Syrian army tanks pursue opposition fighters in the Latakia province, western Syria, August 8, 2013
Syrian army tanks pursue opposition fighters in the Latakia province, western Syria, August 8, 2013. strikes by the Syrian military killed at least 20 people in Latakia province in the northwest overnight, the Syrian Observatory for Human Rights said on Saturday. © - SANA/AFP
Syrian army tanks pursue opposition fighters in the Latakia province, western Syria,  August 8, 2013
AFP
Last updated: August 11, 2013

More than 30 dead in air raids in Syria's Latakia province

Syrian regime air strikes killed more than 30 people Saturday in the Latakia province, bastion of the ruling Assad clan, and the northern city of Raqa, a monitory group said.

Seven children were among at least 13 civilians killed in an air raid on Raqa, the only provincial capital in rebel hands, according to the Syrian Observatory for Human Rights.

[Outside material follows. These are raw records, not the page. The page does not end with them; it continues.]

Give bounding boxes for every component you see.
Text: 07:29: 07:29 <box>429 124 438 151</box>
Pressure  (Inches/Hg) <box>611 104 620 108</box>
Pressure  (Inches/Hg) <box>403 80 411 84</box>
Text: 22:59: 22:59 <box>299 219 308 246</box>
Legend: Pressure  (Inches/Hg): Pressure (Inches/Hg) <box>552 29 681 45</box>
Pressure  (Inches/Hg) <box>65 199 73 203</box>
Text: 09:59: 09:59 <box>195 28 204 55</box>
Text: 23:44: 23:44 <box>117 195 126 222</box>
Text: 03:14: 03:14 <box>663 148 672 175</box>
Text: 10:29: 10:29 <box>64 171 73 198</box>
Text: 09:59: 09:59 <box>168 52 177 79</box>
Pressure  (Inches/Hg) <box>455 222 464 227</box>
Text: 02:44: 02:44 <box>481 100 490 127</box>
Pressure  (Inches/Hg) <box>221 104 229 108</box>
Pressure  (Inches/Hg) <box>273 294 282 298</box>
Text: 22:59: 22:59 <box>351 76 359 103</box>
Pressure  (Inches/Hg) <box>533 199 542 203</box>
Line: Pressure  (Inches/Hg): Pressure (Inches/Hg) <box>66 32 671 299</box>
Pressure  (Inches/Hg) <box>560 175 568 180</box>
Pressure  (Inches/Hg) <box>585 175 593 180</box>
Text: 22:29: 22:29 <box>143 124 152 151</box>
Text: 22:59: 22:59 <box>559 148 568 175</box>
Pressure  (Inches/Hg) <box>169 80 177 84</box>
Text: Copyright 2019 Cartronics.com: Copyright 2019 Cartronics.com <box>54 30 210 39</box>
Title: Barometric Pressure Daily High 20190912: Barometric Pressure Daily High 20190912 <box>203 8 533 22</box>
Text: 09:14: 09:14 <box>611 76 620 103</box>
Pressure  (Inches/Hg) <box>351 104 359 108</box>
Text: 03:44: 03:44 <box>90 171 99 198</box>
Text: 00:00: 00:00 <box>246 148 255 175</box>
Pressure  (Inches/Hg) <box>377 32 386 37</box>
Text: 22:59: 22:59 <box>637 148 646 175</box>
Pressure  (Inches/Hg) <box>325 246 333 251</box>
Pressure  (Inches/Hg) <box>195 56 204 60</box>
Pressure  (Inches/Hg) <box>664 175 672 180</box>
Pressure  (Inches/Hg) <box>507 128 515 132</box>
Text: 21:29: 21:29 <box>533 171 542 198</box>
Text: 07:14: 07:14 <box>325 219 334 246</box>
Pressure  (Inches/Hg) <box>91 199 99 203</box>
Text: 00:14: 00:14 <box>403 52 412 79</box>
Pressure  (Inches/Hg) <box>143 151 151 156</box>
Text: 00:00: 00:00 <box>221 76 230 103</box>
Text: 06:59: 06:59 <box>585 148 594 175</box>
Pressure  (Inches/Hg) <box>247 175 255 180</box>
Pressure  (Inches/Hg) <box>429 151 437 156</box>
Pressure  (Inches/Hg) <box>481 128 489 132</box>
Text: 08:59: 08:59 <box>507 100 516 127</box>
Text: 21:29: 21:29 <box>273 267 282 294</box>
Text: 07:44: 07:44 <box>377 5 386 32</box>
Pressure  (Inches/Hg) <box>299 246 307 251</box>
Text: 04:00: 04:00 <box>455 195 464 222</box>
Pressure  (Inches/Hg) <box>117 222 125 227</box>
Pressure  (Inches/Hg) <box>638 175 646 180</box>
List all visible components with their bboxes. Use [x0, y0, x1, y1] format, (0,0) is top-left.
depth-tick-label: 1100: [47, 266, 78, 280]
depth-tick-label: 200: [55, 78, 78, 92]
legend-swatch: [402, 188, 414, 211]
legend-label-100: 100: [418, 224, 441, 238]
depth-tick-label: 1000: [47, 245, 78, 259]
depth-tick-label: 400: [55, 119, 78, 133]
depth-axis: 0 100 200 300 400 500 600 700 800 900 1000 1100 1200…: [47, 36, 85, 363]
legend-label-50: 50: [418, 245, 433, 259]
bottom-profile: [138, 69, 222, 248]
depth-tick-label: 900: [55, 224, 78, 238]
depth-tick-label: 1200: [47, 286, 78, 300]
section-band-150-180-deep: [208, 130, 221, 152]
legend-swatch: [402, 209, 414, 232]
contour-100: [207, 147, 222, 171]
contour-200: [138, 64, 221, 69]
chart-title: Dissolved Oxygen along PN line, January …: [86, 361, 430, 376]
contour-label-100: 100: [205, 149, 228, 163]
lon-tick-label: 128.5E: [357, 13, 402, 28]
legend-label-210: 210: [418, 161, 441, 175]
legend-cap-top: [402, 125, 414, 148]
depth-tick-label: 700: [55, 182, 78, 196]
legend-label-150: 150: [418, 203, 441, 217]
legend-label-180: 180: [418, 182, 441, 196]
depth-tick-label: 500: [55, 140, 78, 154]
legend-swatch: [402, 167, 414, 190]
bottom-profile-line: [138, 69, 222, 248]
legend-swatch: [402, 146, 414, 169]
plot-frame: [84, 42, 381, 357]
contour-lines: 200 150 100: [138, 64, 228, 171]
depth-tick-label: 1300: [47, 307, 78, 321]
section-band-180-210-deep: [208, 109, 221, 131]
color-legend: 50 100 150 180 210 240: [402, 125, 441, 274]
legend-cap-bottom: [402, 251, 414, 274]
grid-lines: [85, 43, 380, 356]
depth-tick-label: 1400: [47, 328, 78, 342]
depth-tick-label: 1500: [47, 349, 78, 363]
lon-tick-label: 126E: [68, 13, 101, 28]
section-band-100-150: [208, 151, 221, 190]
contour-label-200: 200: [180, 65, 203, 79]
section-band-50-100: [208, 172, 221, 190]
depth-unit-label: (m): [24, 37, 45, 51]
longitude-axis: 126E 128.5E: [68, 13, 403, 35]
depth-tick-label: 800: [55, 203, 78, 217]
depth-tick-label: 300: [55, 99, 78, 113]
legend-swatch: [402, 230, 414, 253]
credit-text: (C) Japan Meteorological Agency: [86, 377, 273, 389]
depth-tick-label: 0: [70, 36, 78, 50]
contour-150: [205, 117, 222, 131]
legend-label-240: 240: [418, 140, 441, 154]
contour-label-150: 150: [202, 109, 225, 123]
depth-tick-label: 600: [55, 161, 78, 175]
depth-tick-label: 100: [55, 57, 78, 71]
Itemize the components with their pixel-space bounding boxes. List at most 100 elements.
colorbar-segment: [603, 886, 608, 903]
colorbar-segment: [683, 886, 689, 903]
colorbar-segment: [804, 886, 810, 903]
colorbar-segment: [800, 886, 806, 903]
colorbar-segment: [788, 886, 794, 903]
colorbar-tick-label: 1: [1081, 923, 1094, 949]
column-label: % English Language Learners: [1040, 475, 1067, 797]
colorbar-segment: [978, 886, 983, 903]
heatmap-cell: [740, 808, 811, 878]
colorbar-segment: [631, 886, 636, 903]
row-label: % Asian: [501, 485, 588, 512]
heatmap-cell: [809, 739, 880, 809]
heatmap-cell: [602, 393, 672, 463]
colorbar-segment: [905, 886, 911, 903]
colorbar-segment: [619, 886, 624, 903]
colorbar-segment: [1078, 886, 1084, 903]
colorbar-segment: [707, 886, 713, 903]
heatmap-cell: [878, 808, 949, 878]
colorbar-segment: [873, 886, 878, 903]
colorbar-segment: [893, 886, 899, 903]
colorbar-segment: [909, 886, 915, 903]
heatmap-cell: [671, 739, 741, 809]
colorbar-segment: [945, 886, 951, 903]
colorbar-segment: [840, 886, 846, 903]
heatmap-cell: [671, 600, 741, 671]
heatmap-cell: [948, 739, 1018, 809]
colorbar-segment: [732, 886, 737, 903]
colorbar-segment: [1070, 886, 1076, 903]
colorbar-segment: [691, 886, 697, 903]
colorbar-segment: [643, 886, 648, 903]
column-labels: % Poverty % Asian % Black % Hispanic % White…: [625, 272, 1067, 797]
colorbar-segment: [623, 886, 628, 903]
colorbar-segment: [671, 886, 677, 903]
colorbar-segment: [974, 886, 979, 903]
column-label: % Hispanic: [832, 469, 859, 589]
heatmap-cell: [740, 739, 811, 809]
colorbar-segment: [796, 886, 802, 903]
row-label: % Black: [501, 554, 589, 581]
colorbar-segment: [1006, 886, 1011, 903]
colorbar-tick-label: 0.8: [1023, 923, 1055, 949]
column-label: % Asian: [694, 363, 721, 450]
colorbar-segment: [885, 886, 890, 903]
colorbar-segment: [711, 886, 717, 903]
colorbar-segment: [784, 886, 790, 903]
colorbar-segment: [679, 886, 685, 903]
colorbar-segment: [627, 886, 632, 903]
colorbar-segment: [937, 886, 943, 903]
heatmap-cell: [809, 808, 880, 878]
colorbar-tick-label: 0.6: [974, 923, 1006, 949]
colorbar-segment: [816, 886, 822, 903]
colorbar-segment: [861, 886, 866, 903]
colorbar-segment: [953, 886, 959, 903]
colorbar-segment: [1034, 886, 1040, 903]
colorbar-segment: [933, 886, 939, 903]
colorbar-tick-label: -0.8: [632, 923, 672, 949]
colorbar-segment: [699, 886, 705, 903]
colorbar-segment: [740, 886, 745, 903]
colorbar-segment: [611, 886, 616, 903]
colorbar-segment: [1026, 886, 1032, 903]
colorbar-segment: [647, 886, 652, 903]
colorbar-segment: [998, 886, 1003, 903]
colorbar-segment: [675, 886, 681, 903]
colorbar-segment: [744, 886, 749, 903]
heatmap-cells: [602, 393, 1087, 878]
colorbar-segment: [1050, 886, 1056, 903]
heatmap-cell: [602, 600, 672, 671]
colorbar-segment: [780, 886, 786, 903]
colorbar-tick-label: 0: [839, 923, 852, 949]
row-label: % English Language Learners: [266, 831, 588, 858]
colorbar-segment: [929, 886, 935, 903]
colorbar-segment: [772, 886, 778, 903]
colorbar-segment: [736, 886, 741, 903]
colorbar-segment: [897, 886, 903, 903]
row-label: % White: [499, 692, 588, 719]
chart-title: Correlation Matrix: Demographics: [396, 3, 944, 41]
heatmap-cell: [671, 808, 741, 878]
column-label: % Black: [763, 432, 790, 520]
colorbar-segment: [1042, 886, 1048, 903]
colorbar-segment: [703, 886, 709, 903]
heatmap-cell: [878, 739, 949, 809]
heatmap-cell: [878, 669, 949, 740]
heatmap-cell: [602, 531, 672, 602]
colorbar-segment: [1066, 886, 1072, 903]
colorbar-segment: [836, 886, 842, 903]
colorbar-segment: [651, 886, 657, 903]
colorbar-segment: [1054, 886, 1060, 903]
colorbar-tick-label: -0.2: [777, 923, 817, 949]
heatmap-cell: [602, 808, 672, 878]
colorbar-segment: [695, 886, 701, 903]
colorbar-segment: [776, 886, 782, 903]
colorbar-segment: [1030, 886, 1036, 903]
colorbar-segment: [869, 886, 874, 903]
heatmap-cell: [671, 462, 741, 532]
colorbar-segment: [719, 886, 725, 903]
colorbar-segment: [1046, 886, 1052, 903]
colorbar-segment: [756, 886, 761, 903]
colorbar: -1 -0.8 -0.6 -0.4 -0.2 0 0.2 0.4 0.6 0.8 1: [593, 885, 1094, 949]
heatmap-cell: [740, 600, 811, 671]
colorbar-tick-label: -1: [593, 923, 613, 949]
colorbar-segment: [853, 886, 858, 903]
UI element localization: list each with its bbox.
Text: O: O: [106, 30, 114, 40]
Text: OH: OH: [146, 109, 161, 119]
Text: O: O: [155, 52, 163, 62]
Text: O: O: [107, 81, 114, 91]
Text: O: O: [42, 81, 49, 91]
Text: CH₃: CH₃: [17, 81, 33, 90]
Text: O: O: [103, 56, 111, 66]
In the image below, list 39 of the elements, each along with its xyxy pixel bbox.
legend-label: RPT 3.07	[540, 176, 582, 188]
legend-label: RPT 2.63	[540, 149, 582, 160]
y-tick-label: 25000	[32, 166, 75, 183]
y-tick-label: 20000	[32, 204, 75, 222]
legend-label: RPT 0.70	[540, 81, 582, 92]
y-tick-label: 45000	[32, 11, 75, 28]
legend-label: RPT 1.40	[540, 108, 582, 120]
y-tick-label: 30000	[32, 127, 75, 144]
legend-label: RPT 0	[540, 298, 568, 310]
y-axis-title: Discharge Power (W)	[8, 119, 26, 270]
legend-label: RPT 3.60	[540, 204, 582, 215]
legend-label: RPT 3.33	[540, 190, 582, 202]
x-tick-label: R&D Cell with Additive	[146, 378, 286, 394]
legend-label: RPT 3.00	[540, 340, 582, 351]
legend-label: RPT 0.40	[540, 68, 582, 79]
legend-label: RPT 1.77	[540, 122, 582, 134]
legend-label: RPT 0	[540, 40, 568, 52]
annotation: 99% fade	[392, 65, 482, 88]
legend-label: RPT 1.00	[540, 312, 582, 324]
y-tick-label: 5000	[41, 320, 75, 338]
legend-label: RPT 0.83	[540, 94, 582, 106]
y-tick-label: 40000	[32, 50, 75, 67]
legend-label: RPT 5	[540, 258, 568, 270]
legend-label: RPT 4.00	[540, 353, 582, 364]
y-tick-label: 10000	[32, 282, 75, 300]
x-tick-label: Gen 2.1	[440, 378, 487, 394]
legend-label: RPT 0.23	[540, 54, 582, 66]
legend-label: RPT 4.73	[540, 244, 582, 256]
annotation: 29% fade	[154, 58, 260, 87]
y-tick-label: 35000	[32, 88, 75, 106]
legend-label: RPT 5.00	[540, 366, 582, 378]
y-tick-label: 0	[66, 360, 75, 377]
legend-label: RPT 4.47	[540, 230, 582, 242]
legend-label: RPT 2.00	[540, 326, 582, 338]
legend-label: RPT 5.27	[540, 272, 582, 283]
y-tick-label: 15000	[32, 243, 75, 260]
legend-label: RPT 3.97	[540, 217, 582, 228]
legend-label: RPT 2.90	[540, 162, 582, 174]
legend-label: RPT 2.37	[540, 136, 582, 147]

It said the raid was apparently aimed at positions of the jihadist Islamic State of Iraq and the Levant (ISIS) which largely controls the city.

ISIS has been the dominant force in the city since its capture by rebels in March. Residents have held several protests against the policies of ISIS which follows an extremist line of Islam, according to the Observatory.

An Italian Jesuit priest and activist, Paolo Dall'Oglio, who hoped to negotiate with ISIS in Raqa, went missing in the city at the start of August.

In the coastal Latakia province of northwest Syria, at least 20 people were killed in several air strikes on the Sunni rebel town of Salma in the Jabal al-Akrad area, the Observatory said.

At least six of those killed were Syrian rebel fighters, while four were foreign volunteers, said Rami Abdel Rahman, who heads the Observatory.

Latakia province is a stronghold of the Alawite minority of President Bashar al-Assad, apart from rebel-held pockets.

Islamist rebel forces have captured about 10 Alawite villages in the Jabal al-Akrad, a mountainous area of the province. The army has hit back, sparking fierce fighting that has left dozens dead on both sides, according to the Observatory.

In their operation, the rebels have kidnapped a leading Alawite cleric, Sheikh Badreddine Ghazal, said the Observatory, which relies on a network of activists on the ground and medics for its information.

In Damascus, a car bomb ripped through the Shaghur district of the capital late Saturday, wounding several people, three of them children, said the Observatory.

In Aleppo province, further east, government troops stormed a village overnight, killing 12 people, the Observatory said.

Al-Nusra Front jihadists and other rebel fighters in the eastern city of Deir Ezzor seized control of the offices of Syria's ruling Baath party in the Howeika district, sparking regime bombardment, the Observatory said.

ISIS fighters have clashed for the past month with Kurdish militia forces in the Raqa region, triggering a warning on Saturday from Iraqi Kurdish leader Massud Barzani of a cross-border intervention to protect fellow Kurds.

Syria's Kurds, marginalised by Damascus for decades, have walked a fine line since the conflict began, trying to avoid antagonising loyalist forces or rebels who have fighting since March 2011 to overthrow Assad.

More than 100,000 have been killed in the past 29 months of conflict.